Is there anything you would've done differently during that campaign?
Did the money come from the companies' tech budgets?
Was it a one lump sum pre-payment or periodic payments? Were there any strings like deliverables attached?
Hope this is not too much to ask, I'm really interested in the process.
I am developing something almost completely the opposite -- a website platform designed only for small-scale deployments by individuals and small communities, with purposeful mechanisms to limit/control growth, and for now deliberately without any finances, fregan.
Recently I have been coming to terms with the idea that I may get a lot further if I attract outside help, but currently I don't have much to pay with, and I've not made it easy for someone to just jump in and start contributing.
Honestly there aren’t a lot of products that were funded this way so I can’t point you to specific resources.
In our case the funding came prepaid with no strings attached. Can’t speak to where in their budgets the funds were allocated from.
I think we should build an ecosystem where companies support open source projects that benefit their companies with great ROI. Unfortunately I don’t know how we get there yet.

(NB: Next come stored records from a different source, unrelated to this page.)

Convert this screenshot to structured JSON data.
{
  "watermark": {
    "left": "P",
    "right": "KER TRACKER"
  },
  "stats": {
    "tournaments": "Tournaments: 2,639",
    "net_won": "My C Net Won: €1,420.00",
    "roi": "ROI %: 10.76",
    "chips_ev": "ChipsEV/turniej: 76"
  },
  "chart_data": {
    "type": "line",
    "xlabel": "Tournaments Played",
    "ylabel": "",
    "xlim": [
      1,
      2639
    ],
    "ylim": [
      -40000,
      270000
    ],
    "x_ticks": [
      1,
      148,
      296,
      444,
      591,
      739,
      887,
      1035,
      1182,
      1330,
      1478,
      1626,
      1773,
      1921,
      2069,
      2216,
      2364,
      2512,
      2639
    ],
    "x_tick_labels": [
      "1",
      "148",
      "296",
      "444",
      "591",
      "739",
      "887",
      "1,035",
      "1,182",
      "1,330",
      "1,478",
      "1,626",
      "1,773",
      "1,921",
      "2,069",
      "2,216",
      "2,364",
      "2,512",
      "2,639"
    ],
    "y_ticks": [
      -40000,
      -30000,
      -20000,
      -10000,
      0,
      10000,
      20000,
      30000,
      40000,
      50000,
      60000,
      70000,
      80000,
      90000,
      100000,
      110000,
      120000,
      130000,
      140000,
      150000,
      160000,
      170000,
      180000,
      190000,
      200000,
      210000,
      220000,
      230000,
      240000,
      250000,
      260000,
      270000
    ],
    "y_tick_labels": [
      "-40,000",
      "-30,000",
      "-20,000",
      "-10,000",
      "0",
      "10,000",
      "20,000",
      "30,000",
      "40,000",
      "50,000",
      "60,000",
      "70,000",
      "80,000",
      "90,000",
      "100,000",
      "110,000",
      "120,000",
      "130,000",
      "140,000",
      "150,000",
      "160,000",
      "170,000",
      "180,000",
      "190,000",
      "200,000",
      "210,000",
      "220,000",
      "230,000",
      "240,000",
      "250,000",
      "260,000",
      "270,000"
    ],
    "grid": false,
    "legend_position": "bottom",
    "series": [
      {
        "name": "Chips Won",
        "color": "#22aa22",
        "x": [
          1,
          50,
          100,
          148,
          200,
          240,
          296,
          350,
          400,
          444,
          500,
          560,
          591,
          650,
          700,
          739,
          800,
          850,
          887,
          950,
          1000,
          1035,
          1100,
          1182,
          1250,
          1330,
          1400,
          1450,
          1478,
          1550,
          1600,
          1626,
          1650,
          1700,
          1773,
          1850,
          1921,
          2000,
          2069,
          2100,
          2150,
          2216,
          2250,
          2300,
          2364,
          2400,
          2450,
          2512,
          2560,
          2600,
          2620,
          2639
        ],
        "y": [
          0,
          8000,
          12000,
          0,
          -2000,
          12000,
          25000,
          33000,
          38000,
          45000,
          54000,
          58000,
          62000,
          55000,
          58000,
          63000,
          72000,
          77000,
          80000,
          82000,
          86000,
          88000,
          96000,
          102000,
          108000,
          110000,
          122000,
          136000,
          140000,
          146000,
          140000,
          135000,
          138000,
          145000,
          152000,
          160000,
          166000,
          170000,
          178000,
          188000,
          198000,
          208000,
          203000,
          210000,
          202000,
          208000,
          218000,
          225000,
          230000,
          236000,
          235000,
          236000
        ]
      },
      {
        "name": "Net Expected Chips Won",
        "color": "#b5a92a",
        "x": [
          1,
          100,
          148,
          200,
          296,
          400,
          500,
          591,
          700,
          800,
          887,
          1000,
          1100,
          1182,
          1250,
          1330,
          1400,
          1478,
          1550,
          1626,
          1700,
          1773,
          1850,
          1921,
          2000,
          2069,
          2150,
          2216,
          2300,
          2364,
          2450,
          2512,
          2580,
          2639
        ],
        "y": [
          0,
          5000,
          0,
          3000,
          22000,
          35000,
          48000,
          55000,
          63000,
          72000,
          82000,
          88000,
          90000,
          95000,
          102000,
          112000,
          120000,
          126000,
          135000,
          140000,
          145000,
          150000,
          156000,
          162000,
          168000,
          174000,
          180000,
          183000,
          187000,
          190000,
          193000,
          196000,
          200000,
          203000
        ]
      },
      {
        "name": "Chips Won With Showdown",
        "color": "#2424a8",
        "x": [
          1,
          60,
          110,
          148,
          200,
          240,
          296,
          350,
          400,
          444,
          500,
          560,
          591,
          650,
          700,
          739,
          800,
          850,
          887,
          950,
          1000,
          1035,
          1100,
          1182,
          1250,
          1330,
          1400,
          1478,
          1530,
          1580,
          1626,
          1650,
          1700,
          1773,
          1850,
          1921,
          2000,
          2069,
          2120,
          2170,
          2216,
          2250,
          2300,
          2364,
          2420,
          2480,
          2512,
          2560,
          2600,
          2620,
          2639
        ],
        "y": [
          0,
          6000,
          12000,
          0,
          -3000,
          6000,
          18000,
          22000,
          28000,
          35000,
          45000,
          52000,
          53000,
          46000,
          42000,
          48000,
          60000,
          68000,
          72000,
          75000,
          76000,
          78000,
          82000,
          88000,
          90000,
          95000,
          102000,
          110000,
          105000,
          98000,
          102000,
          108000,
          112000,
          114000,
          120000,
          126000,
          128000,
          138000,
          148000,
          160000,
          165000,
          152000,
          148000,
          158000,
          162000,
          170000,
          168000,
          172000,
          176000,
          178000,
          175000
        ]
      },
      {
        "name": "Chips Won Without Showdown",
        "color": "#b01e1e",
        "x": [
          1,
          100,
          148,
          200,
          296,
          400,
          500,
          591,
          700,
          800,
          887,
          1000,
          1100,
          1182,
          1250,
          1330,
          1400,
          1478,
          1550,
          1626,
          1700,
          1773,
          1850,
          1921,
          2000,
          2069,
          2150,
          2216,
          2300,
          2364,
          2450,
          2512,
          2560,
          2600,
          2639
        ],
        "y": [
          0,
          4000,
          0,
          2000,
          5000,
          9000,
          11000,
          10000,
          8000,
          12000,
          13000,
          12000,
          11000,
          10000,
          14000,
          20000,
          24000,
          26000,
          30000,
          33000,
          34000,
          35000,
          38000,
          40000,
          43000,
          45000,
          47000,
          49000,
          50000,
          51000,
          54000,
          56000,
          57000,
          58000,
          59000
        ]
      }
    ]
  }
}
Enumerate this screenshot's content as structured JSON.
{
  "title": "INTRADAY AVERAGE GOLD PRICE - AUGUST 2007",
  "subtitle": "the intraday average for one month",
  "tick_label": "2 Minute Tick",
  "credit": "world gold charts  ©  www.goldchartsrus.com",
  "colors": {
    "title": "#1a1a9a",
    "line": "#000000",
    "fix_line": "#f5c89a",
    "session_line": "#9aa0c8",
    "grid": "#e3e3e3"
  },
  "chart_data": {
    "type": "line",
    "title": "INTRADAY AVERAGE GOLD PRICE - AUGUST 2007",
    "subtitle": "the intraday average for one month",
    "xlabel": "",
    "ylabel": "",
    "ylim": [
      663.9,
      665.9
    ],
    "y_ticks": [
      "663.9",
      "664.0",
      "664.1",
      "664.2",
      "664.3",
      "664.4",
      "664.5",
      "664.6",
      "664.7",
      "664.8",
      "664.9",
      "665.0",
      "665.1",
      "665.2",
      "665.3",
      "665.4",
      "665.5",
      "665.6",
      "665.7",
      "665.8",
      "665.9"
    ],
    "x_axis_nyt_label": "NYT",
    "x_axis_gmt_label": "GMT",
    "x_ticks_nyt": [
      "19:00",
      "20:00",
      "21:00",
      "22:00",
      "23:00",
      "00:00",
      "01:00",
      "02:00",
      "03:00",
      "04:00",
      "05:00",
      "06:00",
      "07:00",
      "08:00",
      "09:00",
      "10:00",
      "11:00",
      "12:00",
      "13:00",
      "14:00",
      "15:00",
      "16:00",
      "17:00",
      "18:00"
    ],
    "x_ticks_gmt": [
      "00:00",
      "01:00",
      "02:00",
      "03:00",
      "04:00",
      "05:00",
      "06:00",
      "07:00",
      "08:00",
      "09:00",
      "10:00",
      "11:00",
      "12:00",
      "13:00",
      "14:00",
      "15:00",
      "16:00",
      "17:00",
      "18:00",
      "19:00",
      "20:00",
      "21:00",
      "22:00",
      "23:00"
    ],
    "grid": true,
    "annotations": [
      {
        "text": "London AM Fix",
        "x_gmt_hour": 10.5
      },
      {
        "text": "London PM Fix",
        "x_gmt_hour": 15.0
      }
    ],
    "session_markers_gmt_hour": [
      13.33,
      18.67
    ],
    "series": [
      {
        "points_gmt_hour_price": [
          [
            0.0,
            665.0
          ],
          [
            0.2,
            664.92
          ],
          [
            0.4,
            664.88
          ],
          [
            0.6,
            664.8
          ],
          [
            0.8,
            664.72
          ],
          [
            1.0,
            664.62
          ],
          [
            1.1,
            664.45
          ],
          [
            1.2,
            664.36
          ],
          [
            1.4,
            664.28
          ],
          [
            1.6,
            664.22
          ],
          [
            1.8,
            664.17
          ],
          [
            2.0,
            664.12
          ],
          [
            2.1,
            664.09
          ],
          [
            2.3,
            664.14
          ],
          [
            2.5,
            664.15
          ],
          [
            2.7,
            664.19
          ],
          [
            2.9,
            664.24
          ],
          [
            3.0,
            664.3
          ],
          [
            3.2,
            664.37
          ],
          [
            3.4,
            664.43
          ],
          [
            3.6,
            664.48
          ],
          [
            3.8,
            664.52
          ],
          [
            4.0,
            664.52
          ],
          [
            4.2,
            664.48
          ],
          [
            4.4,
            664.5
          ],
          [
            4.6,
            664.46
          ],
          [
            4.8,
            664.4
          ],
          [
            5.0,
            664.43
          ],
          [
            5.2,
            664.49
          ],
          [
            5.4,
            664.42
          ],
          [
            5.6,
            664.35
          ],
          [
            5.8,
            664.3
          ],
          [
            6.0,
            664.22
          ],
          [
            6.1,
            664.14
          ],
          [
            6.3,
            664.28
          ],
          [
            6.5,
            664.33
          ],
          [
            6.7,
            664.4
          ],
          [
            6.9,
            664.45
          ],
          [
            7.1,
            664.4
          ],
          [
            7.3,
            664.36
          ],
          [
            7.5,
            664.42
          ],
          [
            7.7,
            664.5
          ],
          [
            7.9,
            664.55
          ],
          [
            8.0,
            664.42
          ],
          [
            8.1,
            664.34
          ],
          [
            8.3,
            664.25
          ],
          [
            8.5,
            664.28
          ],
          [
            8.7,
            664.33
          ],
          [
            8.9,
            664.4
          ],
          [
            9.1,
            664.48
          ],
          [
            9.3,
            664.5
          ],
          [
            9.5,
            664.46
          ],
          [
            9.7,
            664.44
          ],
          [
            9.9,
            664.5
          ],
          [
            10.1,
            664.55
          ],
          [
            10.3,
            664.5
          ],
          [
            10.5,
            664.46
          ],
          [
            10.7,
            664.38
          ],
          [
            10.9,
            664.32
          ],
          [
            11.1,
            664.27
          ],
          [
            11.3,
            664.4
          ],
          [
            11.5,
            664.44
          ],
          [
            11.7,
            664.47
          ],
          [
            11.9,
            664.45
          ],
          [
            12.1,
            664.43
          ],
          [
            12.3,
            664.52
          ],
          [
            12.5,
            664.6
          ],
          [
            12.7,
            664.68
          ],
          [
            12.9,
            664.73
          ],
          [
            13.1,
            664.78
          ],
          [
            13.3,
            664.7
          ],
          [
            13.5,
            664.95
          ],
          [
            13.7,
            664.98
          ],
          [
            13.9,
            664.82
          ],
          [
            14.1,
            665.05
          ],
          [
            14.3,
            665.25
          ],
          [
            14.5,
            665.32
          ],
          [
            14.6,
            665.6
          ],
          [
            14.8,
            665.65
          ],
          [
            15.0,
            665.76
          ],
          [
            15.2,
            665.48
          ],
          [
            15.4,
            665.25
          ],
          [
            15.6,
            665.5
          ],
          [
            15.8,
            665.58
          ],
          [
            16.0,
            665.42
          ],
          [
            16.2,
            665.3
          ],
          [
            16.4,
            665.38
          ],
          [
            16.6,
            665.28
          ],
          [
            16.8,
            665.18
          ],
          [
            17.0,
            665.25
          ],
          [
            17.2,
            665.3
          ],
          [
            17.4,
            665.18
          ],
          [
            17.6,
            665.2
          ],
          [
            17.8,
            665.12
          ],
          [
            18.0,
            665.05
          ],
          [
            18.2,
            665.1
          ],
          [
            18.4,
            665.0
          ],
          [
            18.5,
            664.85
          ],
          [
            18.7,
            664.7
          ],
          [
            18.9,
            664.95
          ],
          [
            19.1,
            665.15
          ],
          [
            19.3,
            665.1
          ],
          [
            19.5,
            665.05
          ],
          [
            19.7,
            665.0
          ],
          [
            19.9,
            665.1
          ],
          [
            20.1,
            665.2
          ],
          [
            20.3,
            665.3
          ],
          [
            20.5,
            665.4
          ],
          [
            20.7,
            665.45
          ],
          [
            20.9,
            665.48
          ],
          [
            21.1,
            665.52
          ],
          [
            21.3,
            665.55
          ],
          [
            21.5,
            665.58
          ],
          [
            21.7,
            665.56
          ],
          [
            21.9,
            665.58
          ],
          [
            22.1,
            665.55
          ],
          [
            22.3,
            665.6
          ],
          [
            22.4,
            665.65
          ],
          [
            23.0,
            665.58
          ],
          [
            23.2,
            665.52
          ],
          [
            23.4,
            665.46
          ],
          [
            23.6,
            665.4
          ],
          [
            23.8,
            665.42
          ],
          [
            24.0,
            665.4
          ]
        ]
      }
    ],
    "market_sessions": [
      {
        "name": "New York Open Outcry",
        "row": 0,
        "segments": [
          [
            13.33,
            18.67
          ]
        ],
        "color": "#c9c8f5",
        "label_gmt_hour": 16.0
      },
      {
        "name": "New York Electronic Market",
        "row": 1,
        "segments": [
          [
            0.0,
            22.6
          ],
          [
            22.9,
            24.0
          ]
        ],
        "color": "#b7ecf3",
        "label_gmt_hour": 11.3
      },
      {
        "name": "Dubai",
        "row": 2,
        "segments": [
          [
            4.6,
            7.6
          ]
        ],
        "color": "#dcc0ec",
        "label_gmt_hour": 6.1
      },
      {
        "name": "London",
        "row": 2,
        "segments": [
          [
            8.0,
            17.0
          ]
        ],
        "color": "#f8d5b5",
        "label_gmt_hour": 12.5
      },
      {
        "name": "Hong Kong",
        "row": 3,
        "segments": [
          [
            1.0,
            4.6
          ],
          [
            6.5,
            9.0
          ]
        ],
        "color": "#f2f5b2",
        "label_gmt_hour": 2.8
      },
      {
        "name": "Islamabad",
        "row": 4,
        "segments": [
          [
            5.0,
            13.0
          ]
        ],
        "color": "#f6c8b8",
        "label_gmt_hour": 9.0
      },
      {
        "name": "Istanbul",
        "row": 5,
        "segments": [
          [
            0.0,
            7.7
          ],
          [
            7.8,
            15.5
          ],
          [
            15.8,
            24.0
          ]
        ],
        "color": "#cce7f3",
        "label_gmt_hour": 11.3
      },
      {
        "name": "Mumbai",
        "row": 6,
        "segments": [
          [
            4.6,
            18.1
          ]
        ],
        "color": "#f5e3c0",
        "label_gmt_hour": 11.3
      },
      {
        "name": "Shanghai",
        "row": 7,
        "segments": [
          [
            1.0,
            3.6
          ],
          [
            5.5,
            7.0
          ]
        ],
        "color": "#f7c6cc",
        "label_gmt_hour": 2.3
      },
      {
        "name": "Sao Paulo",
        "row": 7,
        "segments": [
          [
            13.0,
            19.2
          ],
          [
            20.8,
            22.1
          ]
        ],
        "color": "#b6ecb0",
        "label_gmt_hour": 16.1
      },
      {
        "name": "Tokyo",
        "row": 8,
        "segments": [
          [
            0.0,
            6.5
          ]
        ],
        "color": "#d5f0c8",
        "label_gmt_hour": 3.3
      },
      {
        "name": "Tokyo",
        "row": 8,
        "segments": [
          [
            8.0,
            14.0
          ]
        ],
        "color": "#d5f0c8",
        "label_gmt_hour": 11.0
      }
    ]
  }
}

There are so many different funding models now for different things (https://humanipo.app/ for example) that there must be a good answer. We should all work together and try harder to find what the best option is.
You've gifted a lot of insight.
If you don't mind me asking, what are some features you think are most desirable for you to develop, and what would be your time budget for developing them, if it is more than 6 months?
And which title from levels.fyi do you think is most applicable to the person or people who would be working on that feature?